In the pink zone, families have been decimated.
Uncles and aunts die early from cancer. Babies are born with major organs
outside their bodies. Children struggle with mysterious mood swings and the
inability to learn.
It didn't help that two days after starting to burn the weapons, the Army
said last Monday it was shutting down for a day because of mechanical problems.
The incinerator shut down again Tuesday but was operating Wednesday.
'Absolute madness'
Rufus Kinney, a Jacksonville State University English teacher, was the lone
protester outside the gates when the incinerator was fired up Aug. 9.
"The irony is that our government is looking for weapons of mass destruction
in Iraq, and at the same time, they're not protecting us from our own weapons
of mass destruction," he says. "This is absolute madness. I call it crazy
in Alabama taken to a new level."
The Calhoun County Emergency Management Agency has distributed more than
17,000 gas masks, almost 12,000 portable air-filtration units and almost
14,000 shelter-in-place kits. The Army says it is highly unlikely that any
of it will ever be needed.
Michael Abrams, an incinerator spokesman, says burning the chemicals is a
safe method of disposal. Since 1990, he says, the Army has burned 16,214,000
pounds of chemical agents at two other facilities — Deseret Chemical Depot
in Tooele, Utah and Johnston Atoll in the Pacific Ocean southwest of Hawaii.
Abrams acknowledges that those facilities are in remote locations: a sparsely
populated area and the ocean. He says there were "only two or three" occurrences
of any chemical agent escaping. Opponents argue incineration has never been
used in a populated area. They say "neutralization," another means of chemical
weapons destruction used elsewhere in the nation, is less risky. Decades
ago, when the decision was made to destroy Anniston's chemical weapons, "there
was not a neutralization technology that handled (sarin), VX, mustard, explosives
and contaminated metal parts," Abrams says.

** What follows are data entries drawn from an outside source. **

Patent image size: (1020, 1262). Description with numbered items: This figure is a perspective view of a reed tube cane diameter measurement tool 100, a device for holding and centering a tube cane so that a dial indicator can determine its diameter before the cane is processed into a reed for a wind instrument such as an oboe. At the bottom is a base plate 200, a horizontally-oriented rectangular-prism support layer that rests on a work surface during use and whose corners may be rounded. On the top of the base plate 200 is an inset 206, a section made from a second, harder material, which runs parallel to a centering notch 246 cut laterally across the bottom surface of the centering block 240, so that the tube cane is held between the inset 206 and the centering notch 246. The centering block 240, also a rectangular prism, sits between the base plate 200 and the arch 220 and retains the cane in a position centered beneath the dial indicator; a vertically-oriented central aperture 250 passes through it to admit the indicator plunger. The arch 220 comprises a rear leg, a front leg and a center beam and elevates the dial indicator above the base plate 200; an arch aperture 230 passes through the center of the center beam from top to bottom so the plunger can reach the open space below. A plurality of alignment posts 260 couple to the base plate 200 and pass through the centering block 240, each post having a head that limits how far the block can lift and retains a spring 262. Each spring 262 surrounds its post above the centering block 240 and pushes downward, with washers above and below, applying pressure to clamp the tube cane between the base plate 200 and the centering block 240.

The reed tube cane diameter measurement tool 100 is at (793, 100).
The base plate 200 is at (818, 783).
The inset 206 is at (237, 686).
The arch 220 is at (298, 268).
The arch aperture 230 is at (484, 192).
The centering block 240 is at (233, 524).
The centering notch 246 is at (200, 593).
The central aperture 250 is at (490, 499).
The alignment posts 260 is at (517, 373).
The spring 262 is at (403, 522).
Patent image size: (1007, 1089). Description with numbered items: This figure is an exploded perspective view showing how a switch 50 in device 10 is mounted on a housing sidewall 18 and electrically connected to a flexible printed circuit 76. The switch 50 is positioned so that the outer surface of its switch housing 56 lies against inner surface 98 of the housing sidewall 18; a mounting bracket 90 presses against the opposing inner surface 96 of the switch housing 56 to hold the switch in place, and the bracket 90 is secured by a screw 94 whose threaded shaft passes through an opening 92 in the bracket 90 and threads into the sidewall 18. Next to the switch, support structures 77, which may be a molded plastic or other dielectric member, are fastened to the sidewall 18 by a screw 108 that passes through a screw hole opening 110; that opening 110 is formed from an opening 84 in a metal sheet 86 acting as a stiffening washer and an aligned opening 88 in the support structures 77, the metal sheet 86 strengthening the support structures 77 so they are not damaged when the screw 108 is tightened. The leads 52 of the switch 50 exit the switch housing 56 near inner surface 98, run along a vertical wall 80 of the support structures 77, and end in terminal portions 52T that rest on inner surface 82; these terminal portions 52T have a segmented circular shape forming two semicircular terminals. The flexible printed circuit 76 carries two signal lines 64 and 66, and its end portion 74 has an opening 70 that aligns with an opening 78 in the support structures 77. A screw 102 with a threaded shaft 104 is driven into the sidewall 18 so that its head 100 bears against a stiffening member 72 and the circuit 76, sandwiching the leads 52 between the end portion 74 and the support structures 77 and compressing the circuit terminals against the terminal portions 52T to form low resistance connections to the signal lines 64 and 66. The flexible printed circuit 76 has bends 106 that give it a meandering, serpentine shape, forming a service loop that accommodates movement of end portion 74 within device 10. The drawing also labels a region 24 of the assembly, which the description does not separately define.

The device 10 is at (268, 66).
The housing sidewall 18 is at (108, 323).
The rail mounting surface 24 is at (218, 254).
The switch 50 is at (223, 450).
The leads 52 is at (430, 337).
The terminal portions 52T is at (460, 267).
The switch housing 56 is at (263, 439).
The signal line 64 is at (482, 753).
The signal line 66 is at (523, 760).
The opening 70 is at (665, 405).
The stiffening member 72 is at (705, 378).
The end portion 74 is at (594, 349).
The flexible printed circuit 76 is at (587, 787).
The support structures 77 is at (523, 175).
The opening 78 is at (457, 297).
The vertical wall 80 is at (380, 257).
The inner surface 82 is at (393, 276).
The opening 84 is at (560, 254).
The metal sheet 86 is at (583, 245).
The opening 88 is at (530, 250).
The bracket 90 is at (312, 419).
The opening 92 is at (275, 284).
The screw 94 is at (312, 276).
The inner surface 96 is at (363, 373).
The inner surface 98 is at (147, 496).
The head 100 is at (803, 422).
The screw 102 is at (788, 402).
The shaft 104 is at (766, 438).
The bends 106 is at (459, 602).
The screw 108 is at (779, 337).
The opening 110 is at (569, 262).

Chanting, "No more burning, no more lies, better way, neutralize," about
65 people marched Saturday to protest the incinerator's start-up. The Anniston
facility contains about 7% of the nation's approximately 31,000 tons of stockpiled
chemical weapons. Those arms are being destroyed to comply with an international
treaty to neutralize the weapons by 2007. More than 660,000 chemical weapons
are stored here in concrete bunkers known as "igloos." The Cold War relics
were quietly brought here during the 1960s.
Some local political leaders support the Army's plan. Anniston Mayor Chip
Howell and six other Calhoun County mayors pushed for the incineration to
start. "I'm as comfortable as I can be," he says.
Worried about 'the plume'
In Anniston and the cities and towns nearby, people talk a lot about "the
plume" — an accidentally released toxic cloud — and how fast it might move
over their homes and schools. The mood hovers between paranoia and imminent
panic, giving the city the pending doom feel of an old Twilight Zone episode.
Rumors and speculation are rampant. "People here feel hopeless," says the
Rev. Nimrod Reynolds, senior pastor of 17th Street Missionary Baptist Church.
Brenda Lindell is concerned and she doesn't even live in the pink zone. Her
home in east Anniston is in a nearby area where the residents were given
air-filtration units and shelter-in-place kits.
Lindell, a founder of Families Concerned about Nerve Gas Incineration, fought
the project for more than a decade.
"You think that's going to keep me safe?" she says, poking through the box
containing her kit. "I don't think so."